Caterina Valeo

Caterina Valeo
Position
Professor
Mechanical Engineering
Contact
Office: EOW 543
Credentials

PhD (McMaster)

Area of expertise

Environmental Informatics

Research Areas

  • Disturbance Modelling in Forested Regions
  • Sustainable Urban Development of Water Resources
  • Climate Change Impacts and Analysis using Artificial Neural Networks
  • Pollutant Dispersion Modelling in Rivers and Nearshore Regions

Research Description

Pine beetle infestations and forest fires are large-scale disturbances that impact watershed hydrology. Our research develops and uses complex hydrological models to incorporate the Pine beetle life cycle and forest infestation scenarios to predict resulting water yields in managed watersheds. These models are also used to determine the amount of duff (organic layer) that is consumed during a forest fire in order to predict forest regeneration patterns. Our models provide highly distributed spatial predictions of consumed duff given hydrological conditions and canopy characteristics (provided by remote sensing). This research effort plays a necessary role in forest management.

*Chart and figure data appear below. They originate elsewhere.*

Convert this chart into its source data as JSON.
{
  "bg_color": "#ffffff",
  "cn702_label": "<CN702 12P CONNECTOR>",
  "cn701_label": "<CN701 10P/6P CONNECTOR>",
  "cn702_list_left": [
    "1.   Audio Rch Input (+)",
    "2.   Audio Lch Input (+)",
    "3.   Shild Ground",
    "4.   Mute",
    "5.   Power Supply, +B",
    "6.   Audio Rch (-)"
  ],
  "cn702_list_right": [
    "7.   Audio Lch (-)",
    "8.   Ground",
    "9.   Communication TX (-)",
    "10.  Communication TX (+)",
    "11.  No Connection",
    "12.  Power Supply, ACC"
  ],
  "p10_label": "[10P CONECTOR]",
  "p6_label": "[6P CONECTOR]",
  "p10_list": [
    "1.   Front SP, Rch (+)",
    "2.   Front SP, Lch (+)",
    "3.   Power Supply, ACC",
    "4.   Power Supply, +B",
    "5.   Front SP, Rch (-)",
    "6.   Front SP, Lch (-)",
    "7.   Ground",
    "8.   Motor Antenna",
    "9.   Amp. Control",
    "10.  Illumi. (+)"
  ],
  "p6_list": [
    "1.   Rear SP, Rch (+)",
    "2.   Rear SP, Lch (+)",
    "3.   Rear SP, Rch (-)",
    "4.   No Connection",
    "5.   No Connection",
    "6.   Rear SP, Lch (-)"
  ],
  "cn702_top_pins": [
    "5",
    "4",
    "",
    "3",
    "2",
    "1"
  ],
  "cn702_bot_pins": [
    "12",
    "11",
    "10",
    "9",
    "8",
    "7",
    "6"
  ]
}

Low impact development (LID) in urban regions is now recognized as the only option in sustainable urban design. LID tools such as bioretention cells, bioswales and permeable pavement types are studied to determine the best designs to capture stormwater, treat stormwater pollutants in situ and/or limit release to receiving bodies. This research aims to develop the best possible designs for LIDs given local conditions and recommend operation and maintenance procedures in Canadian climates.

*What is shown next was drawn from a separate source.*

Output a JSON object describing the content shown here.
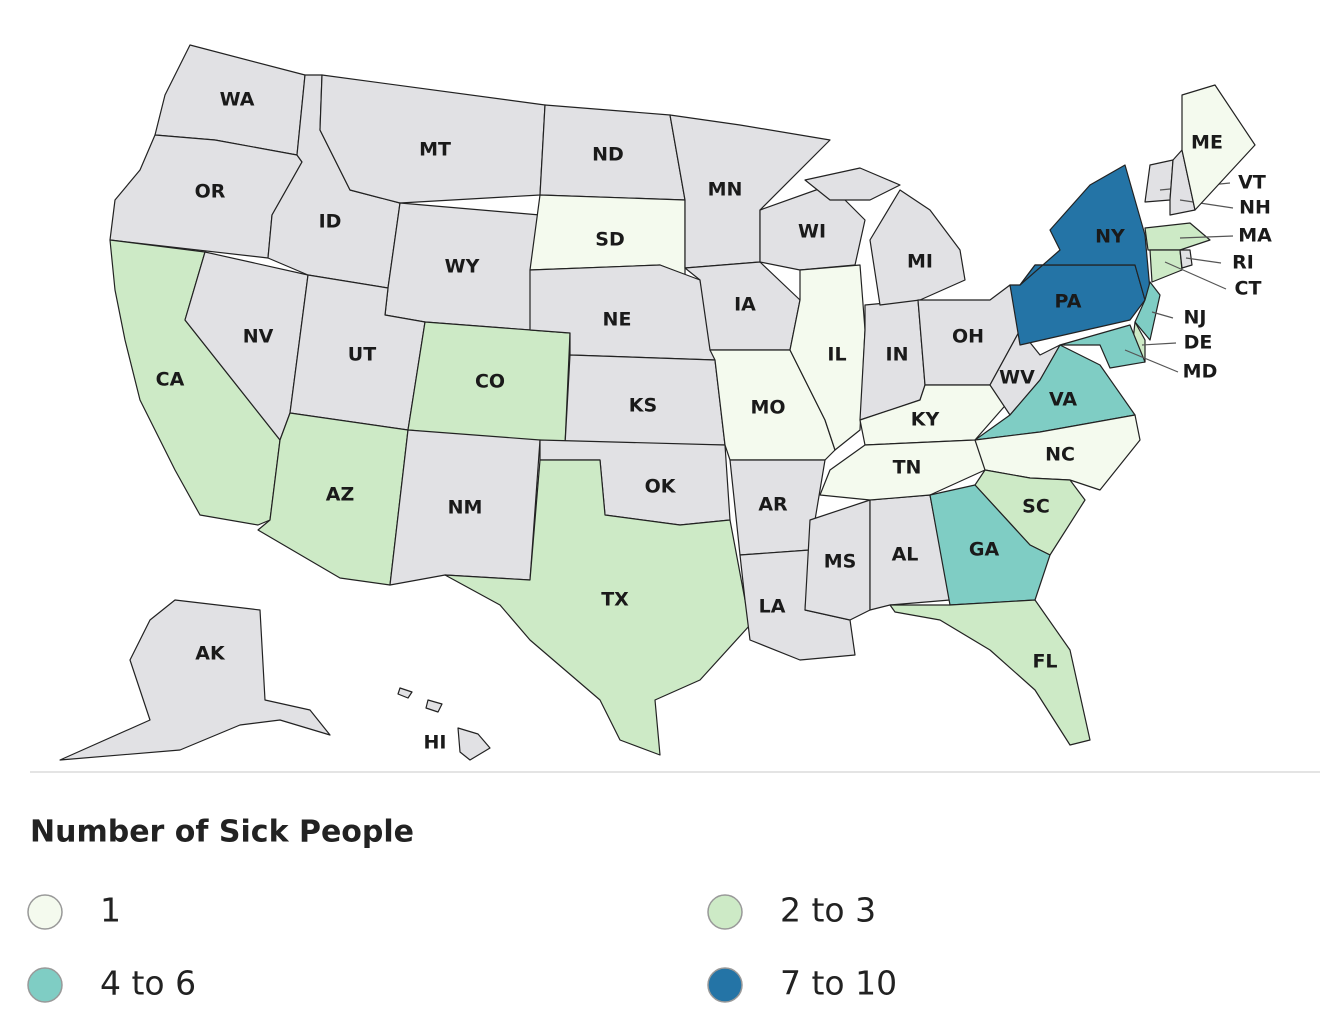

Research into climate change impacts on urban hydrology is enhanced through the use of artificial neural networks and fuzzy logic based methods. These methods are used to obtain quantile estimates for rainfall/flood frequency analysis essential in engineering design of water infrastructure by avoiding the problem of distribution determination while increasing the accuracy of the estimated quantiles.

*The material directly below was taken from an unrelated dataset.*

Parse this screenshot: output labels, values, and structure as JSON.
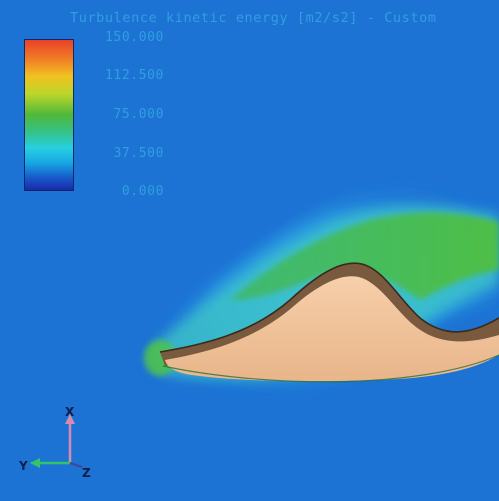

Accurate estimation of pollutant dispersion in rivers and nearshore areas is achieved by synergizing two different approaches for water quality prediction. The complex integration of a hydrological, a hydraulic and a water quality model (WASP) predict macrophyte and periphyton development in rivers receiving Wastewater Treatment Plant discharge. Macrophyte and periphyton competition models are developed to improve the resulting impacts on dissolved oxygen levels affecting fish habitat. The second approach uses Artificial Neural Networks to estimate the impacts of bathymetry, and other hydraulic variables on macrophyte and periphyton relationships. These results are integrated with WASP model predictions to enhance the modelling process.